Probability of the last remaining item after removing items **Question** : Mr. J has 3 shirts and he wears them each day with the following probabilities: Green (1/3), White(1/6) and Red(1/2). Once he decided to clean out his closet, so each evening he independently decides with a prob. 1/5 to throw the shirt he was wearing that day. Each morning he picks out a shirt of the remaining shirts, according to the the same probabilities. For example if he threw the green shirt, then he will wear the red shirt with prob 3/4 and the white with prob 1/4. What is the probability that the last shirt remaining in his closet is the white one? a. 0.33 b. 0.58 c. 0.69 d. 0.83 **Our thoughts** Me and my buddy are pretty frustrated from this one... We saw some solution that ignores the throwing out part completely. We were wondering why is that correct? And could anyone post a fully explained solution to this. Thanks in advance.
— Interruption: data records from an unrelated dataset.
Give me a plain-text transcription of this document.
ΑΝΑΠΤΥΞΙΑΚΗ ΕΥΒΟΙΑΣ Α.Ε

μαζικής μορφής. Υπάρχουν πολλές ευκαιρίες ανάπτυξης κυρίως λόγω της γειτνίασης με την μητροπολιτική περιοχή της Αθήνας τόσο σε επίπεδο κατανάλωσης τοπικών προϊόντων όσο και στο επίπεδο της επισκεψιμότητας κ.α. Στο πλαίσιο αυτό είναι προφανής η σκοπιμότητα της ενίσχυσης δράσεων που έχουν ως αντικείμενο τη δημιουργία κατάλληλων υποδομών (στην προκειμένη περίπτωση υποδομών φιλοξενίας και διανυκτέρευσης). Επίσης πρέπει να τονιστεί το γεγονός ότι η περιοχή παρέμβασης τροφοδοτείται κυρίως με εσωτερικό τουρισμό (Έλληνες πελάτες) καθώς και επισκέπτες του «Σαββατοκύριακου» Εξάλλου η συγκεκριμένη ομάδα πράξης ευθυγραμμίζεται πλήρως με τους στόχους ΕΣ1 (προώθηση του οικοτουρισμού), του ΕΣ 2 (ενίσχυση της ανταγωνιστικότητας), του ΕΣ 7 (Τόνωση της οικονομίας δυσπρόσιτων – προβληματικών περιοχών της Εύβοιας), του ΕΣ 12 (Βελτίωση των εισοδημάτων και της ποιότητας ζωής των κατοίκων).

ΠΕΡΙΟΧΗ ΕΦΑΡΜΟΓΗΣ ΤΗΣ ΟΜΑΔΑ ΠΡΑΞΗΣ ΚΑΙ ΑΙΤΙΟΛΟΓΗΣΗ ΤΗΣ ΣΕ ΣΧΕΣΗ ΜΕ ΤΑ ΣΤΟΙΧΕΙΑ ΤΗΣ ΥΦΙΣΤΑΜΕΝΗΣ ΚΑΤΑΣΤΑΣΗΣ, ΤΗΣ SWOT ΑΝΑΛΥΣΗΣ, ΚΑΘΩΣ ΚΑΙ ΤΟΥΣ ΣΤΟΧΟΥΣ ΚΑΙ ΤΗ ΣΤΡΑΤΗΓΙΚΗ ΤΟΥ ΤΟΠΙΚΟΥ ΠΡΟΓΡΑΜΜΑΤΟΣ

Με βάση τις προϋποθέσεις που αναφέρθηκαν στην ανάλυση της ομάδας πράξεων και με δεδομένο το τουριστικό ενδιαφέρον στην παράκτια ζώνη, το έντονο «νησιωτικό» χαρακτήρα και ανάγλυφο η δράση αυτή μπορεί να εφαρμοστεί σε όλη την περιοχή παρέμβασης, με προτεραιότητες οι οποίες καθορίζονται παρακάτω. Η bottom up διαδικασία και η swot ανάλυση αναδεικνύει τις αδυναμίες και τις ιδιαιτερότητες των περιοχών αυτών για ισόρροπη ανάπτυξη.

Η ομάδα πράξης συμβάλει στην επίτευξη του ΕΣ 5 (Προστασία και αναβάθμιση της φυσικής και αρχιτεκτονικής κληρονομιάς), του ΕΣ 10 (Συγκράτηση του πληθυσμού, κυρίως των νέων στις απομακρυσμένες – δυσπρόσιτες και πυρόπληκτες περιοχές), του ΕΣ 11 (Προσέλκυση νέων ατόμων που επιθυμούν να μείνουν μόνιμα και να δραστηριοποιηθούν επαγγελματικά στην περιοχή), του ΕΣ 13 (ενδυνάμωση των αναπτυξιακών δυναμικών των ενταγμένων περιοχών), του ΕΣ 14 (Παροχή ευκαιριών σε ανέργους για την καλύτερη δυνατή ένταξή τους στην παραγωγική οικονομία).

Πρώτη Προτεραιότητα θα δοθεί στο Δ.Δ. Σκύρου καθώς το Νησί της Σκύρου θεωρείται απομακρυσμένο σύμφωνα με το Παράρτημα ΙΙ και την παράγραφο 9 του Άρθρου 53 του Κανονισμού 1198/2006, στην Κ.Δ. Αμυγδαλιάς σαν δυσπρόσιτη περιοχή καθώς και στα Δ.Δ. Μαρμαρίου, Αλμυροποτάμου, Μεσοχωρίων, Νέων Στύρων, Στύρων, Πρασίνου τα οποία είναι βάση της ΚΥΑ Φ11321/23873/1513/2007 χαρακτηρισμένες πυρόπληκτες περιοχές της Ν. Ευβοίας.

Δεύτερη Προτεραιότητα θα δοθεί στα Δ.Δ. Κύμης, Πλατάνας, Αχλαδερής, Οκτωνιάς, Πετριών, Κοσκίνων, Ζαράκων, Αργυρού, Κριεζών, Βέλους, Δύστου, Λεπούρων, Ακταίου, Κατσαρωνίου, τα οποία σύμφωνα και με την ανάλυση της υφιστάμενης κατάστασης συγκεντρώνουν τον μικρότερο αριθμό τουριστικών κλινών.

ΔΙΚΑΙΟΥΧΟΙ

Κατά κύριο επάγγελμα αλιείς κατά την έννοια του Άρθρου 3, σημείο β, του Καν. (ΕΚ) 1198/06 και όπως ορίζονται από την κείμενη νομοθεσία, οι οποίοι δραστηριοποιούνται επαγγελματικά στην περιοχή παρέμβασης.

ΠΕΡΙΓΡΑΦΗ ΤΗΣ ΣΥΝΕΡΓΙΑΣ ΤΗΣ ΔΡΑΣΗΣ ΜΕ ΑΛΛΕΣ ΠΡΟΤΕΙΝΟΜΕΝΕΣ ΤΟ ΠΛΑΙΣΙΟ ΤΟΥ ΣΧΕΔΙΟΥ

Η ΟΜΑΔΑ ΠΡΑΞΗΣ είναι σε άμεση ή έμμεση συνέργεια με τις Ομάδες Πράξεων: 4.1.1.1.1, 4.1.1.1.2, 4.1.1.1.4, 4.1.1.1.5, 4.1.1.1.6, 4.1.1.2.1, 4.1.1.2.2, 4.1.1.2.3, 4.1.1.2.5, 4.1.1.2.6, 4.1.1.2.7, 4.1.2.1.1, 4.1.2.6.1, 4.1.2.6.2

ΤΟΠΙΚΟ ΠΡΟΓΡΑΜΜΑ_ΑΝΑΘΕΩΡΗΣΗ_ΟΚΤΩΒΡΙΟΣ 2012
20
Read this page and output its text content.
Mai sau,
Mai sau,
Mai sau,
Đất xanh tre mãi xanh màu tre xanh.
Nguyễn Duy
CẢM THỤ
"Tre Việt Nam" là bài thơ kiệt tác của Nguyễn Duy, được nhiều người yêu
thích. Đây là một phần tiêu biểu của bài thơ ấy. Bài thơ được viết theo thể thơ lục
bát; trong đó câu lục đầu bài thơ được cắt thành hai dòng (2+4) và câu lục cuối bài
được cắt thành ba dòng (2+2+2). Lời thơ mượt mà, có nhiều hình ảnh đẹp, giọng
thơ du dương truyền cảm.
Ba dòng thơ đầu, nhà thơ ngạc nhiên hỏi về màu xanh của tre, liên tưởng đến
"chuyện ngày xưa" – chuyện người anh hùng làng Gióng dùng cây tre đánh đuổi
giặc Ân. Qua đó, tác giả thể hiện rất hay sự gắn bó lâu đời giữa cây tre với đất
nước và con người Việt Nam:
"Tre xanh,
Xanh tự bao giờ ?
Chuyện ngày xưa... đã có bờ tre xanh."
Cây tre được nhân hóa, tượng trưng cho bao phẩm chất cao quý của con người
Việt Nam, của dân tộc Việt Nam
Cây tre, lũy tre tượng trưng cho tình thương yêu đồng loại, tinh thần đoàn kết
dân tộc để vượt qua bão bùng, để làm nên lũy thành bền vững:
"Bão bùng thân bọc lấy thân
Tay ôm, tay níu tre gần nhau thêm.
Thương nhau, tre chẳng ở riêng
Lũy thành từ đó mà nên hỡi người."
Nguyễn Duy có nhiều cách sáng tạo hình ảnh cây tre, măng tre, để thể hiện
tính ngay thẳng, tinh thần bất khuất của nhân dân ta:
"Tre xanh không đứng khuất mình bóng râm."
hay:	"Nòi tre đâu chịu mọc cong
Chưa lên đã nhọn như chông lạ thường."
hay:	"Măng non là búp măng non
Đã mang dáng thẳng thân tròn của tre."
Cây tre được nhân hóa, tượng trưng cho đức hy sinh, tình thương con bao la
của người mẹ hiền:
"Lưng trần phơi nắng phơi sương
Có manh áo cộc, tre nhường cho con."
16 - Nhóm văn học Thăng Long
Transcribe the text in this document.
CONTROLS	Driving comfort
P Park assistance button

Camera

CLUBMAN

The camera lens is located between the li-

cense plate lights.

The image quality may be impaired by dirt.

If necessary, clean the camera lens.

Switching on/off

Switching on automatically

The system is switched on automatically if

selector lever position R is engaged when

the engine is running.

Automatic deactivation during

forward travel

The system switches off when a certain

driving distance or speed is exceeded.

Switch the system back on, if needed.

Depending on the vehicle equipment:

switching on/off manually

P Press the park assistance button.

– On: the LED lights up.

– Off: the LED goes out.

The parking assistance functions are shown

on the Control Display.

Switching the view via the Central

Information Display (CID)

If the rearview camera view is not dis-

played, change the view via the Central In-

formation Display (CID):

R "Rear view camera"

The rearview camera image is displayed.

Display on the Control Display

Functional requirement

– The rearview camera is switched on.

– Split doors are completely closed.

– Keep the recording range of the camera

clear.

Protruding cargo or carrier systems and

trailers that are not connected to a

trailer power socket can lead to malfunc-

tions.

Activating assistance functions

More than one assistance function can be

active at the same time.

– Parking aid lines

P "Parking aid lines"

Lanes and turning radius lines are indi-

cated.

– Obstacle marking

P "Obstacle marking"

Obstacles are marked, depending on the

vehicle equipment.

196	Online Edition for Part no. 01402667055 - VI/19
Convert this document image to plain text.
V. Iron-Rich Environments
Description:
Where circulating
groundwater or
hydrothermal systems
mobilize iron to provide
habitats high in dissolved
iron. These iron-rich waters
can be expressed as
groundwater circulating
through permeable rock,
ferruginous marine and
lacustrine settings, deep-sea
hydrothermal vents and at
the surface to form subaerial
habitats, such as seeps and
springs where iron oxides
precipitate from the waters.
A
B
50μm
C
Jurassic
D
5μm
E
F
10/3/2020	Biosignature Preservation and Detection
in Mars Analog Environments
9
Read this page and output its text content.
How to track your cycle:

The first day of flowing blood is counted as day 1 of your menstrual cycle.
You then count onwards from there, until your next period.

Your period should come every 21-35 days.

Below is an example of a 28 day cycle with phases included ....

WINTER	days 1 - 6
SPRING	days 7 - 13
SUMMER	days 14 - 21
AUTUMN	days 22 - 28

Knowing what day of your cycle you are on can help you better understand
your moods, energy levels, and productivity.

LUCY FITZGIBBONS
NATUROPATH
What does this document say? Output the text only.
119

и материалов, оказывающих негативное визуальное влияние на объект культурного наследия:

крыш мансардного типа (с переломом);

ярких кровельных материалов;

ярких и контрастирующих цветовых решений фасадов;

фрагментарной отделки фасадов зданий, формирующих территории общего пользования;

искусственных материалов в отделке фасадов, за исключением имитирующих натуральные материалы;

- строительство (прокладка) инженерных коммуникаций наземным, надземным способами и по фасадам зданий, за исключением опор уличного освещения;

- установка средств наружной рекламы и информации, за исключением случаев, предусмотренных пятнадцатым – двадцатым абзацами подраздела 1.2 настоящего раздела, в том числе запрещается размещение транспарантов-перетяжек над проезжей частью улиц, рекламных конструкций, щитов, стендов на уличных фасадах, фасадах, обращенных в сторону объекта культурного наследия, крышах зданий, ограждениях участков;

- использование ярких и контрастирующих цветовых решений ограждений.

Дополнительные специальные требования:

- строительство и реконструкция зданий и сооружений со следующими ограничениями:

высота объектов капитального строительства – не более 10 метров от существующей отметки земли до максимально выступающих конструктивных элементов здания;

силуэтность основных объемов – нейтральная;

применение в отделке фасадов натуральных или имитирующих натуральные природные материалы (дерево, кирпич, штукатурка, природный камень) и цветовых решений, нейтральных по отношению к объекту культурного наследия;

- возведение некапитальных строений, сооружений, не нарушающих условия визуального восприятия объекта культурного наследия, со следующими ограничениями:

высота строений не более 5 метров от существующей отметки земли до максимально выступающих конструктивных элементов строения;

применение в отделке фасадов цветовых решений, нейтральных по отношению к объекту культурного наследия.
john is correct. As he says, you're only interested in the days when shirts are thrown out, so the probability only affects how long it takes Mr. J to have only one shirt left. So the probabilities for which shirts are left are:

$$ \begin{align} p_{white \ left} = \frac{1}{3}\frac{3}{4}+\frac{1}{2}\frac{2}{3}=\frac{7}{12} \\\ p_{red \ left} = \frac{1}{3}\frac{1}{4}+\frac{1}{6}\frac{2}{5}=\frac{3}{20} \\\ p_{green \ left} = \frac{1}{6}\frac{3}{5}+\frac{1}{2}\frac{1}{3}=\frac{4}{15} \end{align} $$

These probabilities add up to 1. The white is most likely to be left because it's worn with the lowest probability, so it's least likely to be thrown out. $\frac{7}{12}$ is 0.58, so it's answer (b).